Gertrude: A Novel by Hermann Hesse

Gertrude: A Novel by Hermann Hesse

Author:Hermann Hesse [Hesse, Hermann]
Language: eng
Format: epub
Publisher: Picador
Published: 2012-12-21T06:00:00+00:00


Chapter Six

THAT LIFE IS DIFFICULT, I have often bitterly realized. I now had further cause for serious reflection. Right up to the present I have never lost the feeling of contradiction that lies behind all knowledge. My life has been miserable and difficult, and yet to others, and sometimes to myself, it has seemed rich and wonderful. Man’s life seems to me like a long, weary night that would be intolerable if there were not occasionally flashes of light, the sudden brightness of which is so comforting and wonderful that the moments of their appearance cancel out and justify the years of darkness.

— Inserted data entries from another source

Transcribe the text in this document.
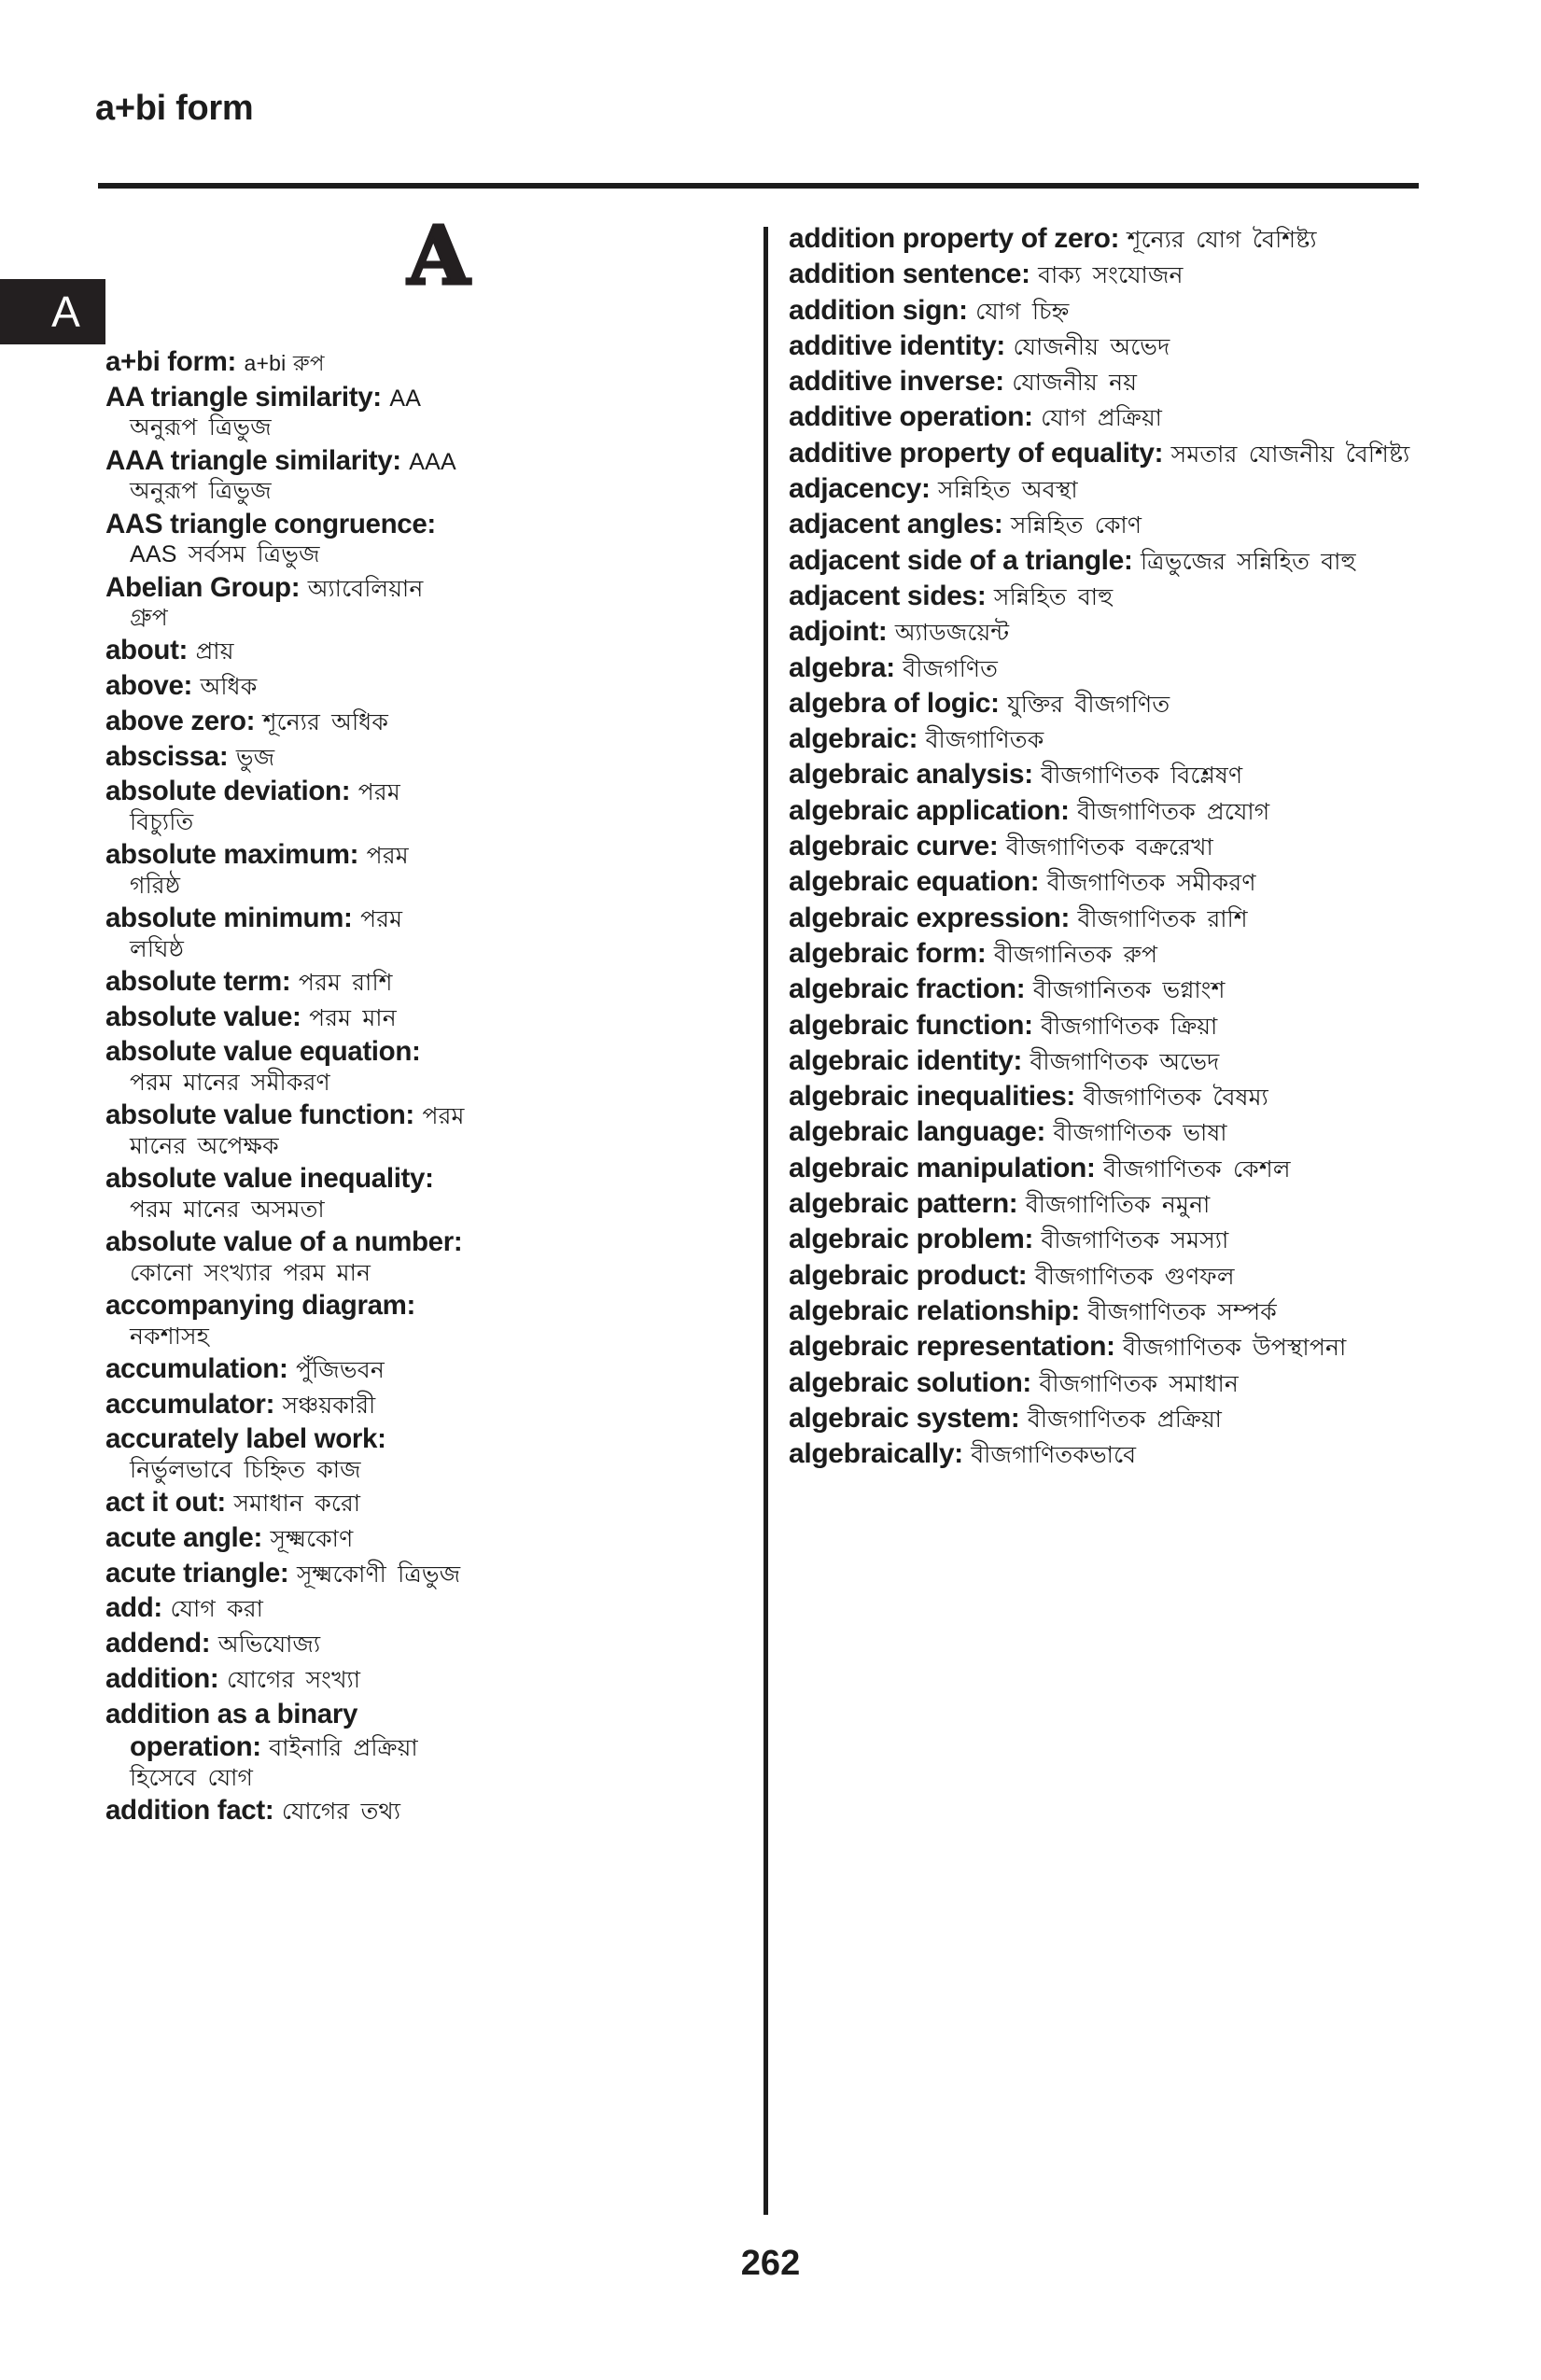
a+bi form
A
A

a+bi form: a+bi রুপ

AA triangle similarity: AA অনুরূপ ত্রিভুজ

AAA triangle similarity: AAA অনুরূপ ত্রিভুজ

AAS triangle congruence: AAS সর্বসম ত্রিভুজ

Abelian Group: অ্যাবেলিয়ান গ্রুপ

about: প্রায়

above: অধিক

above zero: শূন্যের অধিক

abscissa: ভুজ

absolute deviation: পরম বিচ্যুতি

absolute maximum: পরম গরিষ্ঠ

absolute minimum: পরম লঘিষ্ঠ

absolute term: পরম রাশি

absolute value: পরম মান

absolute value equation: পরম মানের সমীকরণ

absolute value function: পরম মানের অপেক্ষক

absolute value inequality: পরম মানের অসমতা

absolute value of a number: কোনো সংখ্যার পরম মান

accompanying diagram: নকশাসহ

accumulation: পুঁজিভবন

accumulator: সঞ্চয়কারী

accurately label work: নির্ভুলভাবে চিহ্নিত কাজ

act it out: সমাধান করো

acute angle: সূক্ষ্মকোণ

acute triangle: সূক্ষ্মকোণী ত্রিভুজ

add: যোগ করা

addend: অভিযোজ্য

addition: যোগের সংখ্যা

addition as a binary operation: বাইনারি প্রক্রিয়া হিসেবে যোগ

addition fact: যোগের তথ্য

addition property of zero: শূন্যের যোগ বৈশিষ্ট্য

addition sentence: বাক্য সংযোজন

addition sign: যোগ চিহ্ন

additive identity: যোজনীয় অভেদ

additive inverse: যোজনীয় নয়

additive operation: যোগ প্রক্রিয়া

additive property of equality: সমতার যোজনীয় বৈশিষ্ট্য

adjacency: সন্নিহিত অবস্থা

adjacent angles: সন্নিহিত কোণ

adjacent side of a triangle: ত্রিভুজের সন্নিহিত বাহু

adjacent sides: সন্নিহিত বাহু

adjoint: অ্যাডজয়েন্ট

algebra: বীজগণিত

algebra of logic: যুক্তির বীজগণিত

algebraic: বীজগাণিতক

algebraic analysis: বীজগাণিতক বিশ্লেষণ

algebraic application: বীজগাণিতক প্রযোগ

algebraic curve: বীজগাণিতক বক্ররেখা

algebraic equation: বীজগাণিতক সমীকরণ

algebraic expression: বীজগাণিতক রাশি

algebraic form: বীজগানিতক রুপ

algebraic fraction: বীজগানিতক ভগ্নাংশ

algebraic function: বীজগাণিতক ক্রিয়া

algebraic identity: বীজগাণিতক অভেদ

algebraic inequalities: বীজগাণিতক বৈষম্য

algebraic language: বীজগাণিতক ভাষা

algebraic manipulation: বীজগাণিতক কেশল

algebraic pattern: বীজগাণিতিক নমুনা

algebraic problem: বীজগাণিতক সমস্যা

algebraic product: বীজগাণিতক গুণফল

algebraic relationship: বীজগাণিতক সম্পর্ক

algebraic representation: বীজগাণিতক উপস্থাপনা

algebraic solution: বীজগাণিতক সমাধান

algebraic system: বীজগাণিতক প্রক্রিয়া

algebraically: বীজগাণিতকভাবে

262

The gloom, the comfortless darkness, lies in the inevitable course of our daily lives. Why does one repeatedly rise in the morning, eat, drink, and go to bed again? The child, the savage, the healthy young person does not suffer as a result of this cycle of senseless automatic activities. If a man does not think too much, he rejoices at rising in the morning, and at eating and drinking. He finds satisfaction in them and does not want them to be otherwise. But if he ceases to take things for granted, he seeks eagerly and hopefully during the course of the day for moments of real life, the radiance of which makes him rejoice and obliterates the awareness of time and all thoughts on the meaning and purpose of everything. One can call these moments creative, because they seem to give a feeling of union with the creator, and while they last, one is sensible of everything being necessary, even what is seemingly fortuitous. It is what the mystics call union with God. Perhaps it is the excessive radiance of these moments that makes everything else appear so dark, perhaps it is the feeling of liberation, the enchanting lightness and the suspended bliss that make the rest of life seem so difficult, cloying and oppressive. I do not know. I have not traveled very far in thought and philosophy.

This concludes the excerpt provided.